Oliveira do Hospital admite entregar recolha de lixo à Associação de Municípios do Planalto Beirão

 

O executivo da Câmara Municipal de Oliveira do Hospital aprovou ontem a intenção de a recolha de lixo no concelho de Oliveira do Hospital transitar para a Associação de Municípios do Planalto Beirão, composta por um grupo de 19 autarquias, entre as quais a oliveirense.

O caso foi colocado em cima da mesa pelo presidente da Câmara Municipal que informou a necessidade de o executivo ter que tomar uma decisão até 20 de Janeiro, sob pena de no futuro a mesma intenção estar associada a um custo maior. É que feitas as contas, a passagem do sistema de recolha para o Planalto Beirão vai conduzir a uma redução para metade dos prejuízos sentidos pela Câmara Municipal neste domínio.

Em causa está um processo que, a nível concelhio envolve três viaturas de recolha de lixo responsáveis pela realização de três circuitos de recolha e, uma quarta viatura de transporte de resíduos para o aterro. Um sistema a que o município tem afetos quatro motoristas e sete assistentes operacionais. A par destes, a autarquia também tem no terreno uma equipa suplementar destinada à recolha de cartão composta por uma viatura e dois assistentes.

Circuitos e equipas que o executivo municipal faz questão de manter como forma de “garantir a qualidade de serviço” a que os oliveirenses já estão habituados. “Tem que se manter ou melhorar a qualidade de serviço”, afirmou José Carlos Alexandrino, notando que só naquela condição estará disponível para entregar o serviço, porque o município “tem feito um grande esforço” nesta área.

A passagem para a Associação de Municípios do Planalto Beirão não se esgota contudo no mero ato de recolha de lixo. “Devemos defender a integração de equipamento e de pessoal”, continuou o presidente da Câmara Municipal, explicando que o processo vai envolver a negociação das viaturas e até do pessoal afeto ao serviço.

José Carlos Alexandrino coloca contudo reservas no que respeita à viatura até aqui usada para a recolha de cartão, por entender que o município deveria ficar com um carro de reserva para situações residuais. “Não podemos ficar sem nada nesta área”, observou.

Na hora de avaliar os pós e os contras, o mais recente elemento do executivo em permanência da Câmara Municipal disse estar em causa uma solução “tendencialmente mais económica para a autarquia”, porque “evita comprar e arranjar viaturas”.

De acordo com Paulo Rocha, a entrega do sistema de recolha à Associação de Municípios do Planalto Beirão irá corresponder a uma redução para metade dos prejuízos sentidos pela autarquia. “Passam de 300 mil para 150 mil Euros”, explicou, notando ainda a mais valia de o município reduzir encargos com o pessoal que passará desempenhar funções custeadas pelo Planalto Beirão.

Fora de questão está, contudo, a dispensa de funcionários que em caso não aceitarem a integração no novo modelo de recolha serão sempre reintegrados em outras funções da autarquia oliveirense.

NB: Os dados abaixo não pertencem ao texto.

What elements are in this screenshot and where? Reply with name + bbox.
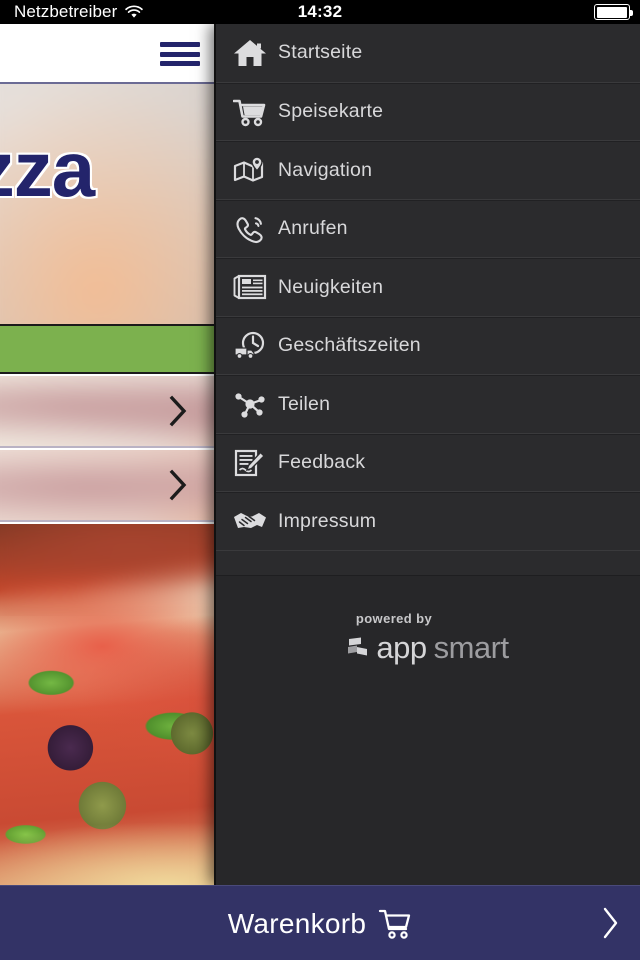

Oposição defende entrega total e recomenda concurso internacional

Do lado do movimento independente “Oliveira do Hospital Sempre” a medida ganhou o voto favorável. José Carlos Mendes disse concordar com a entrega ao Planalto Beirão desde que assegurada a qualidade do serviço, mas revelou-se contra a ideia defendida pelo presidente da Câmara de o município ficar com uma viatura para situações residuais.

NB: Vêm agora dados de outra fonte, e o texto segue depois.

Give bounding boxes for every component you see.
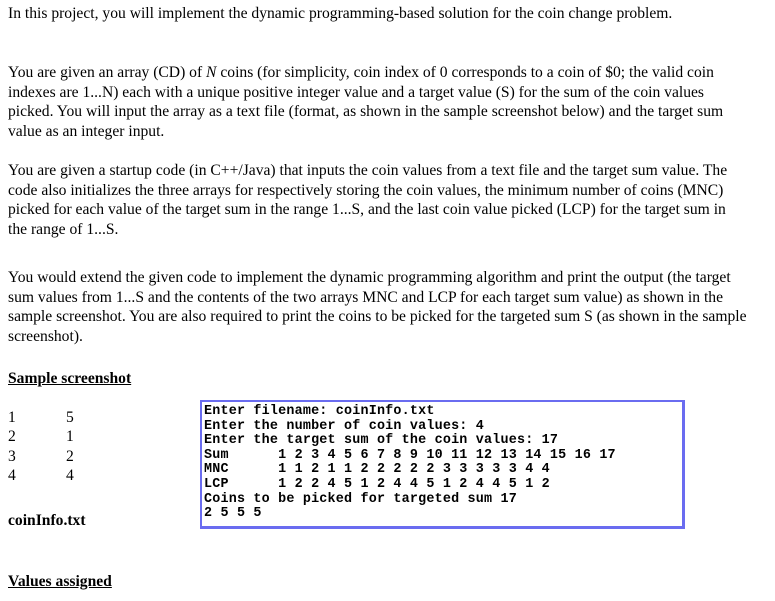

“É preferível que a recolha seja entregue na totalidade porque uma empresa privada é mais ágil do que a Câmara Municipal”, afirmou o vereador da oposição, notando também que “é um custo a menos porque a Câmara não necessita de uma equipa especializada”.

“A Câmara não precisa de carro nenhum, precisa é de negociar isto com clareza e transparência”, disse também o vereador do PSD, Mário Alves.

Foi exatamente do lado dos dois vereadores da oposição que também partiu a recomendação para que a adjudicação do serviço à empresa responsável (CESPA) decorra por via de concurso internacional e não por administração direta, como é proposto pela Associação de Municípios do Planalto Beirão.

Uma apreciação que José Carlos Alexandrino garantiu levar em conta, salvaguardando porém que não lhe cabe a tomada de decisão nesta matéria. É que segundo explicou a intenção do Planalto entregar o serviço à “CESPA” por via de administração direta decorre da dívida de 25 milhões que outros municípios mantêm junto da empresa.